A cinquant'anni dalla caduta di Phnom Penh nelle mani di Pol Pot esce in edizione italiana il libro "Oltre il cielo" in cui una donna francese ha raccontato il genocidio con gli occhi di chi in Cambogia era arrivata per amore. Il diario di un inferno di miseria, menzogna e morte vissuto insieme alle sue bambine. Un racconto estremamente interessante e credibile per un Paese a cui il tribunale voluto dall'Onu ha reso ben poca giustizia e verità con le sue sentenze.

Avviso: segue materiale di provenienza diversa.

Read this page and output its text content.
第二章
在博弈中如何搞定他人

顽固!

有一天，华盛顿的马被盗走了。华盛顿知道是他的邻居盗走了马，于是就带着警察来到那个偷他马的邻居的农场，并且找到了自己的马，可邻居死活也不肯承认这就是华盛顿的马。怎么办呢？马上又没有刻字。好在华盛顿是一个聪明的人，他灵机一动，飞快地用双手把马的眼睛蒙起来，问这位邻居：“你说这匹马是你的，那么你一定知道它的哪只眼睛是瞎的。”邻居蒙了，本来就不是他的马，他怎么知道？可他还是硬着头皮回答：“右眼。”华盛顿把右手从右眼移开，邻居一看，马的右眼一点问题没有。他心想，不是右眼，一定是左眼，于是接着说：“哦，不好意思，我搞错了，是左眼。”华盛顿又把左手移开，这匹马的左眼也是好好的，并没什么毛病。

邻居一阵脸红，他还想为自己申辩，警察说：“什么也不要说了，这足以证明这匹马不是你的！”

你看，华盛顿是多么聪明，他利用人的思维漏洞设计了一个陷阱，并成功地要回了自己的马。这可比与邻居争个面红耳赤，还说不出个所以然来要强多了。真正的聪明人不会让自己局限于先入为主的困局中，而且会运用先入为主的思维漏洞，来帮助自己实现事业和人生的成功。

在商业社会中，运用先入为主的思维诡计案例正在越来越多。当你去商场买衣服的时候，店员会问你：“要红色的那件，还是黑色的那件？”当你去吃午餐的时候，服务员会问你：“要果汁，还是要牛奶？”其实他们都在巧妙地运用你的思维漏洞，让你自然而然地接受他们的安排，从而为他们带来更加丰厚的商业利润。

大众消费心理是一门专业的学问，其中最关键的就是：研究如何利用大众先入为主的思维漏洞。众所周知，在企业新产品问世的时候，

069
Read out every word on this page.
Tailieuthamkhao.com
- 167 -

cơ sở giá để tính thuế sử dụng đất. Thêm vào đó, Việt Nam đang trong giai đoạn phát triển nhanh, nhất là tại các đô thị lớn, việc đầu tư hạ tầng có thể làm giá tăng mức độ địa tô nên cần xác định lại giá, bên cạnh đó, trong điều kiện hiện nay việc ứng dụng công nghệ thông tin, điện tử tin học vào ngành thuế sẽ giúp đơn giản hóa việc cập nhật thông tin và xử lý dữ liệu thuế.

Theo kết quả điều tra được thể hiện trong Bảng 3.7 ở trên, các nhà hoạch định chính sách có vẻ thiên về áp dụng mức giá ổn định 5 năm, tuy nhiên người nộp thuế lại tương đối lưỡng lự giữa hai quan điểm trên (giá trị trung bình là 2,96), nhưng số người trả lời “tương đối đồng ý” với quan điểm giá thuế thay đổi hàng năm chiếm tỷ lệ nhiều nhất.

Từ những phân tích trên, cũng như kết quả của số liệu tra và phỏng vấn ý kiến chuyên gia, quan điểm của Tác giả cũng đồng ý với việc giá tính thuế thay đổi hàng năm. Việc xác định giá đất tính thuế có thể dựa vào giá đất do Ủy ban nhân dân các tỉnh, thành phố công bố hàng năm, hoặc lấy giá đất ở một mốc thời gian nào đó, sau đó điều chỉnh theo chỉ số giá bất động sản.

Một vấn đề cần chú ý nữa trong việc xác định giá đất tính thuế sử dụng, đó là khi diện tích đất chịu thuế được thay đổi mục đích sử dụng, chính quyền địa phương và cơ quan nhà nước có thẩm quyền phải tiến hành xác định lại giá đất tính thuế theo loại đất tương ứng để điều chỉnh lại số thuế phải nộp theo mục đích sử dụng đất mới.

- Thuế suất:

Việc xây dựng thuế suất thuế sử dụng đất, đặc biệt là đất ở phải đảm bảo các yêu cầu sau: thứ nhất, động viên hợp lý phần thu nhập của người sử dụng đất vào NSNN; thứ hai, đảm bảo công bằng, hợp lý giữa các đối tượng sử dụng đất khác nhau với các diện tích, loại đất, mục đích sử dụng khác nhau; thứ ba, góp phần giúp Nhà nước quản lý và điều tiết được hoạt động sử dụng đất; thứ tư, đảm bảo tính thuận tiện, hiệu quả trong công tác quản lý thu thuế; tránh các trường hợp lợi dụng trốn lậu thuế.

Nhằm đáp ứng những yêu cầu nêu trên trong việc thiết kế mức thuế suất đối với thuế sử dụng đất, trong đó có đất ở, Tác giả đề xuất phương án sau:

Milano (AsiaNews) - Laurence Picq aveva 28 anni quando, nell’ottobre del 1975 proveniente da Pechino, con le sue due figlie piccole Narén e Sokha, arrivò a Phnom Penh, capitale della Cambogia Democratica. Il Paese – ribattezzato appunto Kampuchea Democratica – dal 17 aprile dello stesso anno cadde in mano a Pol Pot e ai Khmer Rossi. Oggi, a cinquant’anni esatti da quegli eventi, pur non essendoci nulla da celebrare – il regime fu responsabile della morte di circa due milioni di persone – ricordare è però doveroso. L’uscita in traduzione italiana di un libro che ricorda e racconta quei tragici eventi ci offre l’occasione per ricordare e ancora interrogarsi sulle ragioni che hanno portato a tanta distruzione e autodistruzione. Il libro Au-delà du ciel. Cinq ans chez les Khmers rouges, fu pubblicato nel 1984 a Parigi da Éditions Bernard Barrault e ora è disponibile anche in lingua italiana con il titolo Oltre il cielo grazie alla curatela di Marco Respinti e alle edizioni Tralerighe libri. Una magnifica introduzione dello stesso Respinti e un invito alla lettura di Antonia Arslan convincono subito il lettore a proseguire fino all’ultima pagina, desideroso di camminare con l’autrice e le sue due bambine, pur di sopravvivere alla violenza gratuita, ai soprusi d’ogni tipo e all’ignoranza di un’ideologia alla quale anche Laurence aveva inizialmente creduto.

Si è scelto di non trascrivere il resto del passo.